À la suite du peuple juif, les chrétiens ont toujours confessé leur foi en un seul et unique Dieu. Mais ils ont ajouté que ce Dieu unique se révélait en trois personnes distinctes : Père, Fils et Saint-Esprit ! Ils ont désigné par le mot « trinité » cette vérité de foi, qu’ils n’ont cessé de méditer pour en avoir une intelligence précise. Saint Augustin, qui a vécu au Ve siècle et qui est considéré comme le représentant de la foi orthodoxe, écrivait : « Tous les interprètes de nos livres sacrés, tant de l’Ancien Testament que du Nouveau que j’ai lus, et qui ont écrit sur la Trinité, le Dieu unique et véritable, se sont accordés à prouver par l’enseignement des Écritures que le Père, le Fils et l’Esprit-Saint sont un en unité de nature, ou de substance, et parfaitement égaux entre eux. Ainsi ce ne sont pas trois dieux, mais un seul et même Dieu. »1

L’accusation de trithéisme

Mais l’on est surpris, lorsqu’on lit le Coran, rédigé au VIIe siècle, de découvrir une présentation de la trinité bien différente de ce qu’affirmaient les chrétiens. Il paraît alors évident que l’auteur du Coran n’avait qu’une idée très confuse de ce que les chrétiens croyaient. S’adressant à eux, Mahomet les interpelle : « Croyez donc en Allah et en ses messagers. Et ne dites pas : « Trois ». Cessez ! Ce sera meilleur pour vous. Allah n’est qu’un dieu unique » (Coran 4.171)2 Par l’emploi de ce « trois », l’auteur du Coran montre qu’il a compris de manière grossière la trinité comme un trithéisme. Voilà pourquoi, il finit le verset en appuyant sur l’unicité de Dieu. Cette erreur lui est venue du fait que les chrétiens parlent de trois personnes. Jamais aucun groupe de chrétiens n’a affirmé croire en trois dieux, mais tous ont confessé un seul Dieu en trois personnes.

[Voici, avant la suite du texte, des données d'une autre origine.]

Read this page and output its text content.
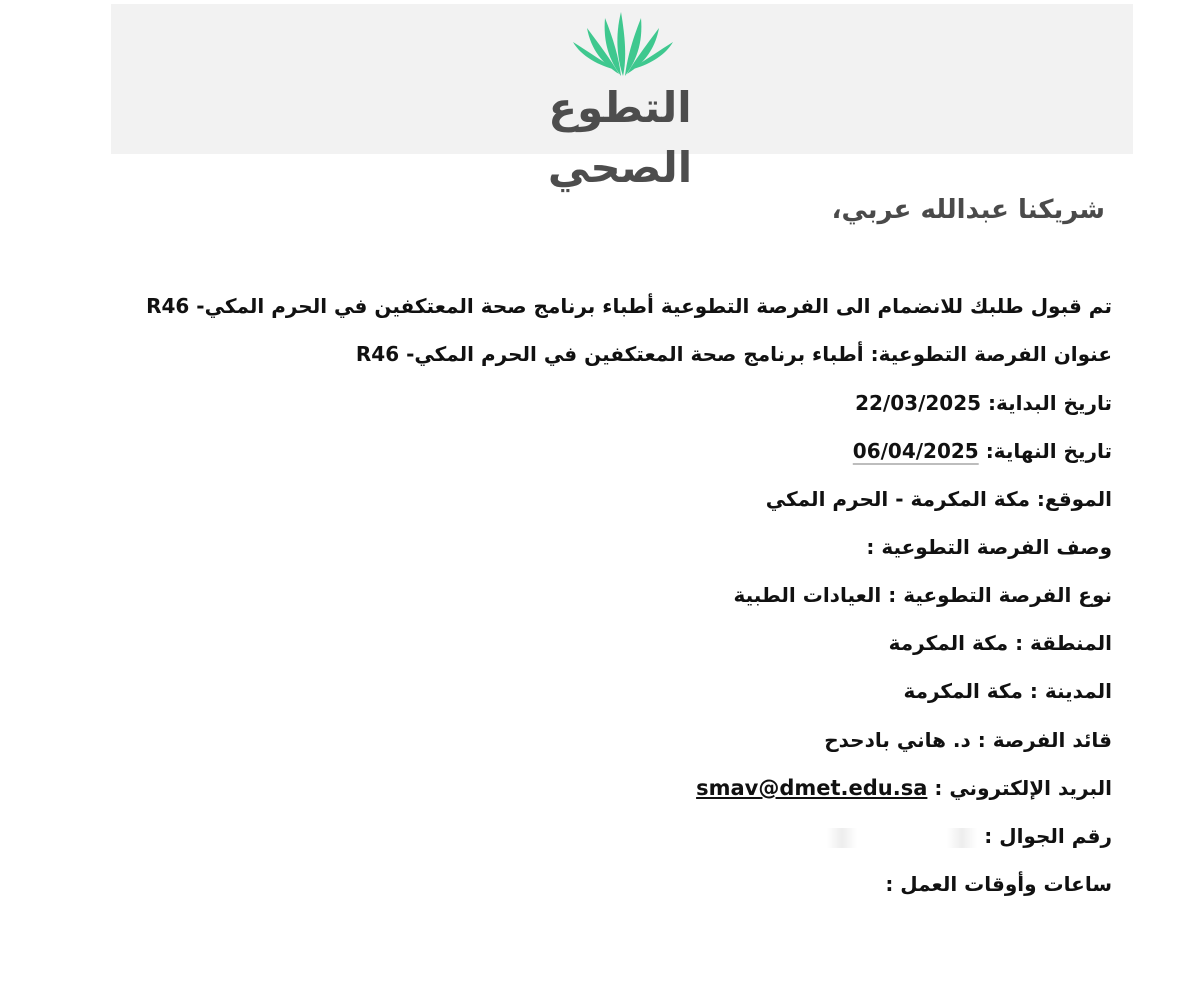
التطوع الصحي
شريكنا عبدالله عربي،
تم قبول طلبك للانضمام الى الفرصة التطوعية أطباء برنامج صحة المعتكفين في الحرم المكي- R46
عنوان الفرصة التطوعية: أطباء برنامج صحة المعتكفين في الحرم المكي- R46
تاريخ البداية: 22/03/2025
تاريخ النهاية: 06/04/2025
الموقع: مكة المكرمة - الحرم المكي
وصف الفرصة التطوعية :
نوع الفرصة التطوعية : العيادات الطبية
المنطقة : مكة المكرمة
المدينة : مكة المكرمة
قائد الفرصة : د. هاني بادحدح
البريد الإلكتروني : smav@dmet.edu.sa
رقم الجوال :
ساعات وأوقات العمل :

Le même reproche se trouve dans la sourate La Table : « Ce sont certes des mécréants, ceux qui disent : « En vérité, Allah est le troisième de trois.» Alors qu’il n’y a de dieu qu’un Dieu unique ! » (Coran 5.73)L’auteur accuse donc les chrétiens de faire d’Allah un dieu parmi trois. Et toute reconnaissance d’un égal à Allah est une incrédulité et un acte impardonnable comme l’affirme ce verset : « Certes Allah ne pardonne pas qu’on lui donne quelque associé. À part cela, il pardonne à qui il veut. Mais quiconque donne à Allah quelque associé commet un énorme péché » (Coran 4.48). La trinité est interprétée alors comme un ajout à Allah de deux autres prétendus dieux.

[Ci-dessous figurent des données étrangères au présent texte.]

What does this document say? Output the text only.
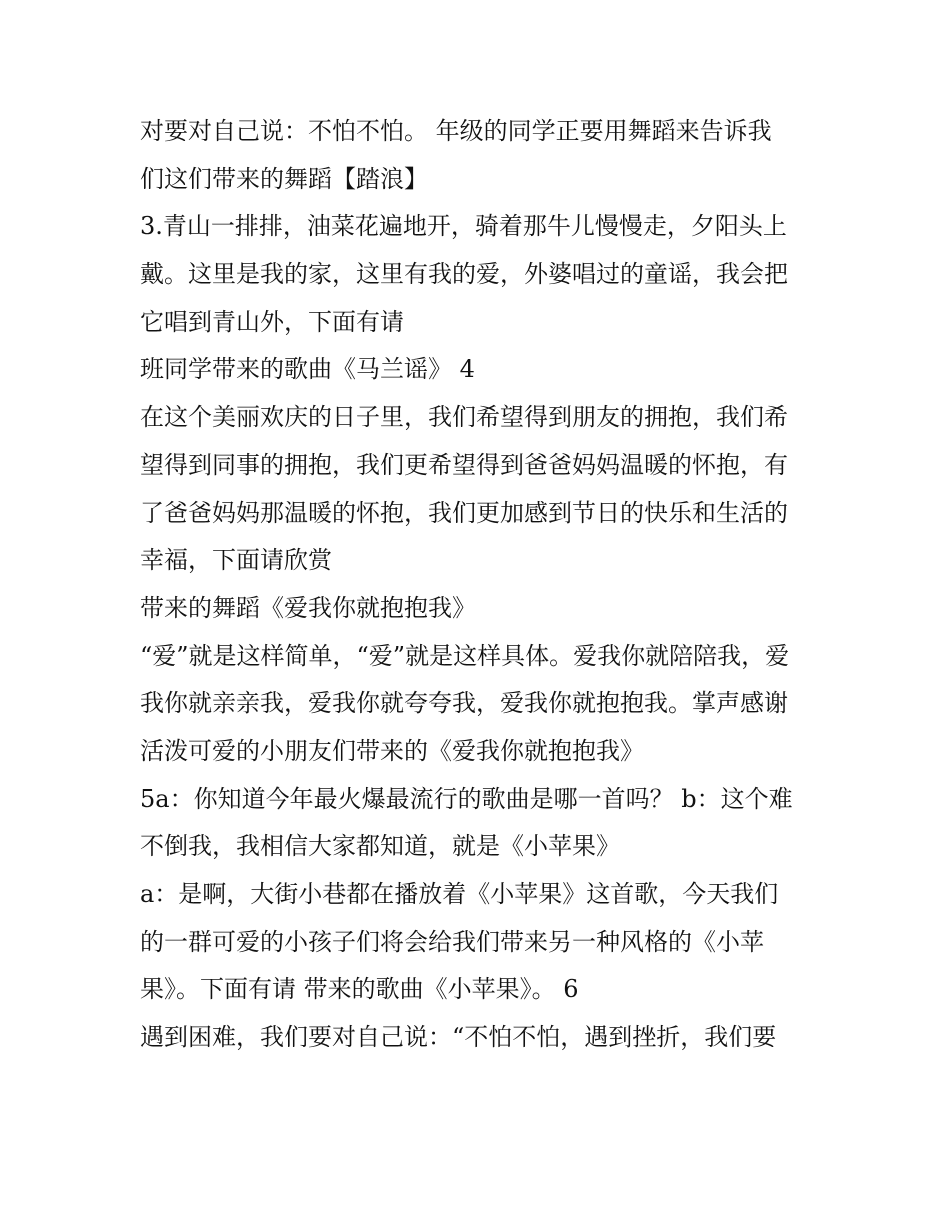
对要对自己说：不怕不怕。 年级的同学正要用舞蹈来告诉我

们这们带来的舞蹈【踏浪】

3.青山一排排，油菜花遍地开，骑着那牛儿慢慢走，夕阳头上

戴。这里是我的家，这里有我的爱，外婆唱过的童谣，我会把

它唱到青山外，下面有请

班同学带来的歌曲《马兰谣》 4

在这个美丽欢庆的日子里，我们希望得到朋友的拥抱，我们希

望得到同事的拥抱，我们更希望得到爸爸妈妈温暖的怀抱，有

了爸爸妈妈那温暖的怀抱，我们更加感到节日的快乐和生活的

幸福，下面请欣赏

带来的舞蹈《爱我你就抱抱我》

“爱”就是这样简单，“爱”就是这样具体。爱我你就陪陪我，爱

我你就亲亲我，爱我你就夸夸我，爱我你就抱抱我。掌声感谢

活泼可爱的小朋友们带来的《爱我你就抱抱我》

5a：你知道今年最火爆最流行的歌曲是哪一首吗？ b：这个难

不倒我，我相信大家都知道，就是《小苹果》

a：是啊，大街小巷都在播放着《小苹果》这首歌，今天我们

的一群可爱的小孩子们将会给我们带来另一种风格的《小苹

果》。下面有请 带来的歌曲《小苹果》。 6

遇到困难，我们要对自己说：“不怕不怕，遇到挫折，我们要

La confusion sur la composition de la trinité

Si l’on interroge maintenant le Coran sur l’identité des trois dieux qui composent, selon les chrétiens, la trinité, voici sa réponse : Allah, Marie, Jésus ! L’auteur leur reproche en effet maintes fois de faire de Jésus et Marie deux divinités égales à Allah. Dans la sourate La Table, Dieu prend Jésus à témoin pour condamner cette grave erreur attribuée aux chrétiens : « Dieu dit : « Ô Jésus, fils de Marie ! Est-ce toi qui as dit aux hommes : Prenez, moi et ma mère, pour deux divinités en-dessous de Dieu ? » Jésus dit : « Gloire à toi ! Il ne m’appartient pas de déclarer ce que je n’ai pas le droit de dire. » (Coran 5.116) Jamais le Coran ne dit que les chrétiens croient en la trinité composée du Père, Fils et Saint-Esprit !

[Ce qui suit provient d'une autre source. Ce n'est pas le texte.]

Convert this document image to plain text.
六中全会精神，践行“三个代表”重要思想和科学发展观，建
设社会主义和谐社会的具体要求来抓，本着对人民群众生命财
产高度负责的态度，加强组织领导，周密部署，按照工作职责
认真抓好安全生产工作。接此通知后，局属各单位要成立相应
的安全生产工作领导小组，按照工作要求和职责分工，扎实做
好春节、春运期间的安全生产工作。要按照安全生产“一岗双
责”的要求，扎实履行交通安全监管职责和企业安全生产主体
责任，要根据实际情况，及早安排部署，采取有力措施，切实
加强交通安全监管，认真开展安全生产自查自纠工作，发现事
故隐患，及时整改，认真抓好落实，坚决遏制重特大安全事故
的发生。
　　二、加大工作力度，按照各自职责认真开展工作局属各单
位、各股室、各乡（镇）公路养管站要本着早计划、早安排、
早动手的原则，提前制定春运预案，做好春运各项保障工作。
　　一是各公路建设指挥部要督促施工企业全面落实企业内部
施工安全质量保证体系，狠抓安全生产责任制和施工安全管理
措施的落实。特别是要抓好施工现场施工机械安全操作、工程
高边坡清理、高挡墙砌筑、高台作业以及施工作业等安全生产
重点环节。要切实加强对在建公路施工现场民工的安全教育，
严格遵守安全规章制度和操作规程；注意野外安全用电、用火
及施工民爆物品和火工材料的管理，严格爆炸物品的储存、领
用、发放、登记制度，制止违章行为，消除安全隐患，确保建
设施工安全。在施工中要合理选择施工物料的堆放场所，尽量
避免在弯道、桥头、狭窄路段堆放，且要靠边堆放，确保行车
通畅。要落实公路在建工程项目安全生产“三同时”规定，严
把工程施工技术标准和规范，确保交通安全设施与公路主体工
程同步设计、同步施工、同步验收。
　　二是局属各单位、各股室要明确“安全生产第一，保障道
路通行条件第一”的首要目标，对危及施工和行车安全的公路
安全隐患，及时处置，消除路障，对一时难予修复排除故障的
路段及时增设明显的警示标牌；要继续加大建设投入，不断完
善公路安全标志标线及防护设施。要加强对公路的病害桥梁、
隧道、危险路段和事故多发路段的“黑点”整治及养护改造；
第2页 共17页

Cette confusion subsiste jusqu’à aujourd’hui, transmise par des commentateurs musulmans parmi les plus grands. Ignorants totalement de la foi chrétienne, et dédaignant ce que les chrétiens disent à propos de la trinité, ils ont constamment recours au Coran pour présenter cette doctrine chrétienne. À titre d’exemple, Ibn Kathir, l’un des plus grands commentateurs, qui a vécu au XIVe siècle, commente ainsi ce verset : « Il s’agit des chrétiens en général selon les dires d’un bon nombre des ulémas3, puis ils ont précisé que ceci concerne ceux qui déclarent qu’il existe trois hypostases: celle du Père, celle du Fils et celle du verbe […] Ce sont les Melchites, les Jacobins et les Nestoriens qui adoptent cette croyance. »  Ces quelques lignes, contenant nombre d’erreurs tant historiques que théologiques, révèlent une totale ignorance de l’enseignement des chrétiens.

L’erreur sur la divinité de Jésus

Le Coran va plus loin encore. En effet, entendant les chrétiens parler de Jésus comme le Fils de Dieu, l‘auteur en a déduit que les chrétiens prétendent qu’Allah a conçu avec Marie un enfant. Il n’a jamais réussi à percevoir le sens tout spirituel de cette expression. Le Coran avance plusieurs arguments pour réfuter la divinité de Jésus.

  1. Marie n’est qu’une créature

Pour lui, les chrétiens croient qu’Allah a eu des relations physiques avec Marie, engendrant d’elle Jésus. Et le Coran de corriger ce qu’il croit être la foi des chrétiens : « Le Messie, fils de Marie, n’était qu’un Messager. Des messagers sont passés avant lui. Et sa mère était une véridique. Et tous deux consommaient de la nourriture. Vois comme nous leur expliquons les preuves et puis vois comme ils se détournent » (Coran 5.75). L’auteur du Coran pensait que Marie était considérée comme une divinité par les chrétiens. C’est pour cette raison qu’il affirme qu’elle « consommait de la nourriture », car l’absorption des aliments implique l’humanité et donc est l’argument ultime pour rejeter la divinité de Marie.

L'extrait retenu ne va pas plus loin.